Friday, 9 March 2018

So What IS Clinical Reflexology?

I am a member of the Clinical Association of Reflexologists and this is their definition.
Our use of this term is related to the type of treatment provided by the reflexologist and the type of people treated.  The emphasis on ‘clinical’ is on what the practitioner does rather than where they do it.
A Clinical Reflexologist is trained to work safely on people with medical problems without prior written or verbal permission from the doctor and can be insured to do this.  However, Clinical Reflexologists will always seek to work with, and refer back to, whenever required, the client’s doctor and can be considered to be part of the client’s healthcare team.
Clinical reflexology recognises that in order to ascertain whether a person is contraindicated or not, a level of diagnosis is first required.  A diagnostic assessment must be made before and during the initial consultation and during the first session in order to formulate a treatment plan for each client.

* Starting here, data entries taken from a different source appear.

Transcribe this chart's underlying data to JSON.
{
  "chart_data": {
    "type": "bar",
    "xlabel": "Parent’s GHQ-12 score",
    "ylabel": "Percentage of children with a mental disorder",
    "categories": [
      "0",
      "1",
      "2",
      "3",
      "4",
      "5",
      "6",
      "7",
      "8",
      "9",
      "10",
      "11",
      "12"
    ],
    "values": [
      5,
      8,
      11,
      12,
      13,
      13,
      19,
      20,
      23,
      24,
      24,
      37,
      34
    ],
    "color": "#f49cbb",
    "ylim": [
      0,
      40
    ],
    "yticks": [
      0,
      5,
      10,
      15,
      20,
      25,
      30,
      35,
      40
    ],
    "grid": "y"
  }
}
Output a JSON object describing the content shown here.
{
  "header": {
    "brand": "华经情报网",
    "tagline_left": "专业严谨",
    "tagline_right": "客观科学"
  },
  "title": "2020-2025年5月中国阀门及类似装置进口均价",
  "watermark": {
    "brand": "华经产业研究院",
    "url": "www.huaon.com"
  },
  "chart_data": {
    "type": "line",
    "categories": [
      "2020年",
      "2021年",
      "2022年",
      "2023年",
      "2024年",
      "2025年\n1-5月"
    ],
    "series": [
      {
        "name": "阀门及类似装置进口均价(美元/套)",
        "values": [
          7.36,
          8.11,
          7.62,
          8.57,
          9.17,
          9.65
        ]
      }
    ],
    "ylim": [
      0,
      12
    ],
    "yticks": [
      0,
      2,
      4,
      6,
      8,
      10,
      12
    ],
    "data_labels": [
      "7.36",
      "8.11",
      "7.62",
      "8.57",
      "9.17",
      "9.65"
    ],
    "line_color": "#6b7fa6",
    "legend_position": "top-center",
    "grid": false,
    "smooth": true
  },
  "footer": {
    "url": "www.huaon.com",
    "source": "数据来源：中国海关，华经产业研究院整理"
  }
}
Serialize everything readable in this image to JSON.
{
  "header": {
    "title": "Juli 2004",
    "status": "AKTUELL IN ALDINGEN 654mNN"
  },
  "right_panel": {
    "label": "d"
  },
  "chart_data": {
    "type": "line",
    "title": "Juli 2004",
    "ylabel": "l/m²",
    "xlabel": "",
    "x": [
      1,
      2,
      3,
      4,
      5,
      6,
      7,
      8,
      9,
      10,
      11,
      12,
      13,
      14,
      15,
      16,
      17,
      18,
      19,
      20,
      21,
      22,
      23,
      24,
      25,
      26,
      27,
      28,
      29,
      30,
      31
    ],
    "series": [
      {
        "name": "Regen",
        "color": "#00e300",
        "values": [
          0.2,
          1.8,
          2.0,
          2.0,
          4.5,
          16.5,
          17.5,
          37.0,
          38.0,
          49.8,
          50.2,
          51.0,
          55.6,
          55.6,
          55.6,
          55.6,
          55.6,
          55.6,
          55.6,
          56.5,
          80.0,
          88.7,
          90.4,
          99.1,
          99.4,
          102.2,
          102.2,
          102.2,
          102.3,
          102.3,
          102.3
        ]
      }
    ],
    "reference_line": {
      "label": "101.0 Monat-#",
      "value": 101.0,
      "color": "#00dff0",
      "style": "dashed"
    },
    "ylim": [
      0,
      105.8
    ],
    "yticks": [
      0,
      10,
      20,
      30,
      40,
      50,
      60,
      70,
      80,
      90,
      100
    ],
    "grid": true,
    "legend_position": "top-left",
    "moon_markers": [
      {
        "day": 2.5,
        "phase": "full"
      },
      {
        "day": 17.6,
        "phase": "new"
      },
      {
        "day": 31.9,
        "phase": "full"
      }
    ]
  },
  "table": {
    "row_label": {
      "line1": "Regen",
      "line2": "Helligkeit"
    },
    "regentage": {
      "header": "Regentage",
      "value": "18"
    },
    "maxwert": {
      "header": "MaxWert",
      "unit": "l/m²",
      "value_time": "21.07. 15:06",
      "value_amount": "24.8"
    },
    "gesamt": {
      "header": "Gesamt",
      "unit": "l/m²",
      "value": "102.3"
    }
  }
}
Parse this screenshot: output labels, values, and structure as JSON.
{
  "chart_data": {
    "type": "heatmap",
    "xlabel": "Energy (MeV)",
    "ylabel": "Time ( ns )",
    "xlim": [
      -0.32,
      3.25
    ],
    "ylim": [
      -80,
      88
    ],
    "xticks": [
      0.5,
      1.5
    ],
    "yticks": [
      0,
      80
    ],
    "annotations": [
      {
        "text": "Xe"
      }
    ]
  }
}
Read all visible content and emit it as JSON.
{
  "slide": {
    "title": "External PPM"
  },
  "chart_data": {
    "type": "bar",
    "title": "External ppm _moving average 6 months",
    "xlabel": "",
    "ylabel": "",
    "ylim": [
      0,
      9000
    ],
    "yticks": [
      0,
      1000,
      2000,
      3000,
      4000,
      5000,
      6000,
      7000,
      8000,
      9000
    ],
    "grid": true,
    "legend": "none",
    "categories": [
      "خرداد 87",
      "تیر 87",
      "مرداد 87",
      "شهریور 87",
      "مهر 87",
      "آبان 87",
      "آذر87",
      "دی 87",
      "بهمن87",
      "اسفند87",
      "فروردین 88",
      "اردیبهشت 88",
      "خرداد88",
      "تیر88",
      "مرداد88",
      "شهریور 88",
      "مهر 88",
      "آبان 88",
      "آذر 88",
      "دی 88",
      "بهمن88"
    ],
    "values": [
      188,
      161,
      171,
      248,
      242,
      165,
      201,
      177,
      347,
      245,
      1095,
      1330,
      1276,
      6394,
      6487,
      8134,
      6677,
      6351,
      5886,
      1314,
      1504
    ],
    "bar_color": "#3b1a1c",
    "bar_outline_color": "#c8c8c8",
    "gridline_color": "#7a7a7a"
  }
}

CAR members will recognise that diagnosis is an integral part of their practice and that this is a reflexology-oriented diagnosis presented within a complementary medical framework.  However, they will also appreciate that although their training is extensive it does not give the ability to deliver this diagnosis in allopathic terms without the required conventional medical qualifications.  Added to the opportunity to treat the wider range of conditions that practicing clinical reflexology accommodates, comes the greater responsibility to ensure best possible practice in the areas of health and safety, hygiene and general regulations.
When we receive applications for membership we look for the level and quality of education and training rather than where the reflexologist is employed or has worked.  Often these are linked but just because one has managed to obtain work at a hospice does not mean they have been trained to work with people with cancer. Equally, a reflexologist who currently practices at a hairdressers or beauty salon may well have the skills and experience to safely and effectively administer reflexology to people with serious illness.
Using this definition of clinical reflexology and catering specifically for such practitioners has meant we are now attracting like-minded members from all over the UK and also have a growing international representation.